また、平成19年度以降も、平成16年度~平成18年度と同様の財政健全化に向けての取組を行った場合(推計B)は、平成19年度以降の実質的な収支不足は、214億円~138億円と年々縮小するものと試算されます。
その不足分を地方債の増額で補う場合、地方債の発行見込額は、872億円~988億円程度で推移することになり、平成22年度末地方債残高見込は、10,116億円と試算されます。
さらに、実質的な収支不足額を計画的に削減し、平成22年度において収支均衡を図ろうとする場合(推計C)は、地方債発行見込額が、平成19年度、平成20年度の両年度においては、平成18年度を上回りますが、平成21年度以降は、下回る試算となり、平成 22年度末の地方債残高見込は、9,727億円と試算されます。
(2)いずれの試算であっても、介護・措置・医療費関係は、年々増加することになる中で、退職手当は、平成19年度以降急増することになりますし、公債費についても、平成 21年度からは、増加する見込みになるという厳しい財政状況が浮き彫りになります。

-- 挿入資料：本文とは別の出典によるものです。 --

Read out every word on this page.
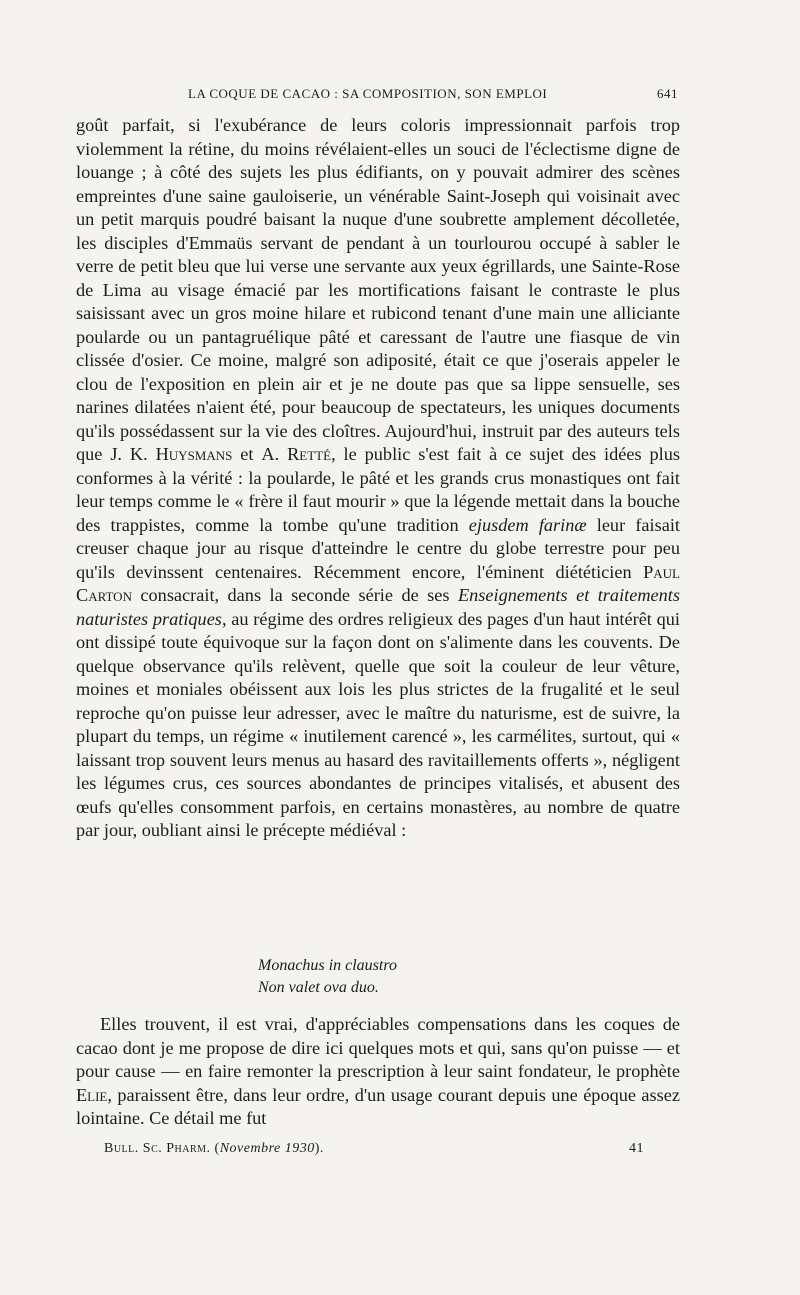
LA COQUE DE CACAO : SA COMPOSITION, SON EMPLOI	641

goût parfait, si l'exubérance de leurs coloris impressionnait parfois trop violemment la rétine, du moins révélaient-elles un souci de l'éclectisme digne de louange ; à côté des sujets les plus édifiants, on y pouvait admirer des scènes empreintes d'une saine gauloiserie, un vénérable Saint-Joseph qui voisinait avec un petit marquis poudré baisant la nuque d'une soubrette amplement décolletée, les disciples d'Emmaüs servant de pendant à un tourlourou occupé à sabler le verre de petit bleu que lui verse une servante aux yeux égrillards, une Sainte-Rose de Lima au visage émacié par les mortifications faisant le contraste le plus saisissant avec un gros moine hilare et rubicond tenant d'une main une alliciante poularde ou un pantagruélique pâté et caressant de l'autre une fiasque de vin clissée d'osier. Ce moine, malgré son adiposité, était ce que j'oserais appeler le clou de l'exposition en plein air et je ne doute pas que sa lippe sensuelle, ses narines dilatées n'aient été, pour beaucoup de spectateurs, les uniques documents qu'ils possédassent sur la vie des cloîtres. Aujourd'hui, instruit par des auteurs tels que J. K. Huysmans et A. Retté, le public s'est fait à ce sujet des idées plus conformes à la vérité : la poularde, le pâté et les grands crus monastiques ont fait leur temps comme le « frère il faut mourir » que la légende mettait dans la bouche des trappistes, comme la tombe qu'une tradition ejusdem farinæ leur faisait creuser chaque jour au risque d'atteindre le centre du globe terrestre pour peu qu'ils devinssent centenaires. Récemment encore, l'éminent diététicien Paul Carton consacrait, dans la seconde série de ses Enseignements et traitements naturistes pratiques, au régime des ordres religieux des pages d'un haut intérêt qui ont dissipé toute équivoque sur la façon dont on s'alimente dans les couvents. De quelque observance qu'ils relèvent, quelle que soit la couleur de leur vêture, moines et moniales obéissent aux lois les plus strictes de la frugalité et le seul reproche qu'on puisse leur adresser, avec le maître du naturisme, est de suivre, la plupart du temps, un régime « inutilement carencé », les carmélites, surtout, qui « laissant trop souvent leurs menus au hasard des ravitaillements offerts », négligent les légumes crus, ces sources abondantes de principes vitalisés, et abusent des œufs qu'elles consomment parfois, en certains monastères, au nombre de quatre par jour, oubliant ainsi le précepte médiéval :

Monachus in claustro
Non valet ova duo.
Elles trouvent, il est vrai, d'appréciables compensations dans les coques de cacao dont je me propose de dire ici quelques mots et qui, sans qu'on puisse — et pour cause — en faire remonter la prescription à leur saint fondateur, le prophète Elie, paraissent être, dans leur ordre, d'un usage courant depuis une époque assez lointaine. Ce détail me fut
Bull. Sc. Pharm. (Novembre 1930).	41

他方、試算Bでは50億円、試算Cでは90億円という一般行政経費の縮減をいかに行うのかという課題が残っています。
(3)地方債残高の抑制という視点からみると、試算A’の場合は、平成20年度に1兆円を上回る試算となりますし、これまでと同様の取組を続ける試算Bの場合においても、平成 21年度には、1兆円を上回る試算となるなど、地方債残高は増加するという試算になっています。
このようなことから、今後とも、収支均衡型の予算規模の実現を視野に入れて、財政の健全化に引き続き強力に取り組みながら、「選択と集中」の下、真に必要な事業には適切に対応していくという財政運営を行っていく必要があります。